Thursday, January 27, 2011
Employees First, Customers Second - Book Review
I chose to read this book which I first noticed in the "Management" section of the airport bookstore. I usually stay away from the MBA type books because, as all true scientists, I find it a little too esoteric for my taste. But the title intrigued me because conventional MBA philosophy advocates the opposite; "customer is king" is the mantra that is sold under different labels. It seemed a little contrary to my usual bias and I was curious to see what was inside.
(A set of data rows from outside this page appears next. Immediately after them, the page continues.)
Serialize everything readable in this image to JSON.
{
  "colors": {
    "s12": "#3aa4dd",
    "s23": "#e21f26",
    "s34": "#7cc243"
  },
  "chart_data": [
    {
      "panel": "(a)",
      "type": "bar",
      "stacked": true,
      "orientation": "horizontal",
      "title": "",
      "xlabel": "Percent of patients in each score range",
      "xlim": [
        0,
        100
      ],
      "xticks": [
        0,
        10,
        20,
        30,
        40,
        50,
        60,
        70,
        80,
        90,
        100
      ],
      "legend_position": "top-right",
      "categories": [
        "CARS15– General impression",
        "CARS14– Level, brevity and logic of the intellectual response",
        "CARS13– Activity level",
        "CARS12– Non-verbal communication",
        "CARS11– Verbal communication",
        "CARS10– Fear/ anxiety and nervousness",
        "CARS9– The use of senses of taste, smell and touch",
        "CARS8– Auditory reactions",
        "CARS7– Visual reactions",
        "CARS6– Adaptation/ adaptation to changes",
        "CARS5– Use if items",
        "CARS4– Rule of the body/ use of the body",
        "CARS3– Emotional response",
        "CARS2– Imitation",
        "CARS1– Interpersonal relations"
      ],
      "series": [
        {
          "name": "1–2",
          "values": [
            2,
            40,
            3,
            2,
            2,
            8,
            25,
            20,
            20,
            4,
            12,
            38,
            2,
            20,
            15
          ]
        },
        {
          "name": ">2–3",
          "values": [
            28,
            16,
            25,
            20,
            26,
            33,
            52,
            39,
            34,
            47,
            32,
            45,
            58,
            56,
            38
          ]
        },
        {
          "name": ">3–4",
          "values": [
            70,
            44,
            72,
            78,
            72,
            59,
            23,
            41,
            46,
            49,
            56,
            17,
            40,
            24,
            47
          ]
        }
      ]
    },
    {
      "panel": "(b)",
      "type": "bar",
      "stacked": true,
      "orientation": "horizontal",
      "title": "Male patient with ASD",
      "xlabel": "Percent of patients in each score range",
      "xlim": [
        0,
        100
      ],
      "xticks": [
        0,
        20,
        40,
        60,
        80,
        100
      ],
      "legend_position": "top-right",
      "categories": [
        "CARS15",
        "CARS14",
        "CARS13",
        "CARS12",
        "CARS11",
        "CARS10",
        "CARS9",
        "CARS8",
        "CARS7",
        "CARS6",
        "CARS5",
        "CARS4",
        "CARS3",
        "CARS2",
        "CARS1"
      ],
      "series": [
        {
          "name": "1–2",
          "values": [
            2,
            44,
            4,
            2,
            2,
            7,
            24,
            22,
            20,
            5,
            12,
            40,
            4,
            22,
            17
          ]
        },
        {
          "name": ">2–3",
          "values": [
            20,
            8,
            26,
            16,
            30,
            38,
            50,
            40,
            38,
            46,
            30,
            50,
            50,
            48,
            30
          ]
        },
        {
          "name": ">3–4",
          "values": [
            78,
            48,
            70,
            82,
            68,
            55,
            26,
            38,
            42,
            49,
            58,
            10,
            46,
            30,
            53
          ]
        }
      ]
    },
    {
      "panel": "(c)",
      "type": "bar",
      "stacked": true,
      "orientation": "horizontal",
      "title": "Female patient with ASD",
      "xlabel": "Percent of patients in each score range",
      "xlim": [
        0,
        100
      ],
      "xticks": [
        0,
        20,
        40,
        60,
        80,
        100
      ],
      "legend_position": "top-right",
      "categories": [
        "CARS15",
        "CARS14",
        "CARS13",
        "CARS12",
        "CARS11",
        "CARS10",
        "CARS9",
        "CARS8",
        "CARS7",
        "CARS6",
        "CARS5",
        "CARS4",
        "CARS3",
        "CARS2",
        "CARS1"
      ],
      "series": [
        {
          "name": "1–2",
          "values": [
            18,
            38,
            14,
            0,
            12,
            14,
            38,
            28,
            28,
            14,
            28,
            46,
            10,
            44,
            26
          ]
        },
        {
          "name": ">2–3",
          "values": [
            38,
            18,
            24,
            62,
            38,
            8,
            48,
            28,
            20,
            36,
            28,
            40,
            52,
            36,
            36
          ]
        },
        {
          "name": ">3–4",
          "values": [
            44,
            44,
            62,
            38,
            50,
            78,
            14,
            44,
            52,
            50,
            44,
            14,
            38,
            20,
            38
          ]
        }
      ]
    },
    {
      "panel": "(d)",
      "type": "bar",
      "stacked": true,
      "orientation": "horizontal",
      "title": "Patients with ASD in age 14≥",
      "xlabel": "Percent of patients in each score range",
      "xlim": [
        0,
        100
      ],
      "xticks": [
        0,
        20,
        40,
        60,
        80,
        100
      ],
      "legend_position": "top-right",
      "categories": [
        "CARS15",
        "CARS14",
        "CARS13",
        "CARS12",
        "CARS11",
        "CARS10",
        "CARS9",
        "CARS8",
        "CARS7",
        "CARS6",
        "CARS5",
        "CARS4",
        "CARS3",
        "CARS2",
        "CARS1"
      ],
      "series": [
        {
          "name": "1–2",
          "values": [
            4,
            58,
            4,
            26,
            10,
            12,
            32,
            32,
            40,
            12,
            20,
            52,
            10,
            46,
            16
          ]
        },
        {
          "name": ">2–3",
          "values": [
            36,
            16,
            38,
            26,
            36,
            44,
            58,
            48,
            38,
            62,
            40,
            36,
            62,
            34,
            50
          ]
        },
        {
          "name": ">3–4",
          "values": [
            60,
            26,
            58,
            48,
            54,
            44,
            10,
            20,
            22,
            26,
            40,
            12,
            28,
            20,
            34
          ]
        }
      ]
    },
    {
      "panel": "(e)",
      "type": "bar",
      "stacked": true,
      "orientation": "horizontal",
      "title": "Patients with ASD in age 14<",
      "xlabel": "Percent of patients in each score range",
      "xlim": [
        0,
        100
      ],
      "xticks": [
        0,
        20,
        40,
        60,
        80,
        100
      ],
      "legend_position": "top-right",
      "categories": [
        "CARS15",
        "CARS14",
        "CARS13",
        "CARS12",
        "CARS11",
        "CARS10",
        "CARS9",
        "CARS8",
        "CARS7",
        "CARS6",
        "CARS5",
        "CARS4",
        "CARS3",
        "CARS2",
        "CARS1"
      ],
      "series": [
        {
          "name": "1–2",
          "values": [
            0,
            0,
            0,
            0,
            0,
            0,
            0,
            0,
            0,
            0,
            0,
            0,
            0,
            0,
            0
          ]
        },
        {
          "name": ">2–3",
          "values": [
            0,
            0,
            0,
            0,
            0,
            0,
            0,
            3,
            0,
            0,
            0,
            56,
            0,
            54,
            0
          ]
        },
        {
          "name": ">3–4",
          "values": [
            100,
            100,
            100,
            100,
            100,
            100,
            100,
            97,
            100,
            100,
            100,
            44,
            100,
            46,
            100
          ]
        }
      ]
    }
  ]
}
Vineet Nayar, the author, took charge as CEO of HCL Technologies in 2005, at a time when the company was doing quite well in its stable position among the major IT rivals. Five years later, the company is one of the fastest growing companies which tripled its revenues, halved its attrition rate and grew its customer-base five-fold. All this in a period marked by one of the most severe recessions in recent history. The book provides the blueprint for this transformation.
In retrospect, a clear formula emerged for this radical transformation which included phases such as Mirror, Mirror; Trust through transparency; Inverting the pyramid and Recasting the role of the CEO. But the journey to transform a large, profitable company into a dynamic, forward-looking organization required a lot of courage and faith in its employees. Nayar shows through his simple narration, how it is possible to come up with totally new strategies that are focused on employees who are in the so-called "value-zone", the critical interface with clients.
With several initiatives with catchy titles such as Smart Service Desk, U&I,employee first councils and a revolutionary way of implementing 360 degree feedback, change of a unprecedented magnitude was enabled in a company with 55000 employees. With employees fully engaged and trusting, it is no wonder that HCLT is hurtling towards even greater heights.
Personally, it took me while to complete this book, but I also did not want to read it only half-way. As a former disgruntled employee of large corporations where I felt the greatest threat was in disengagement, the first symptom of further failure, I knew how little the management cares or can do about this. This book points to one option of how turning the entire management philosophy upside down, can work wonders.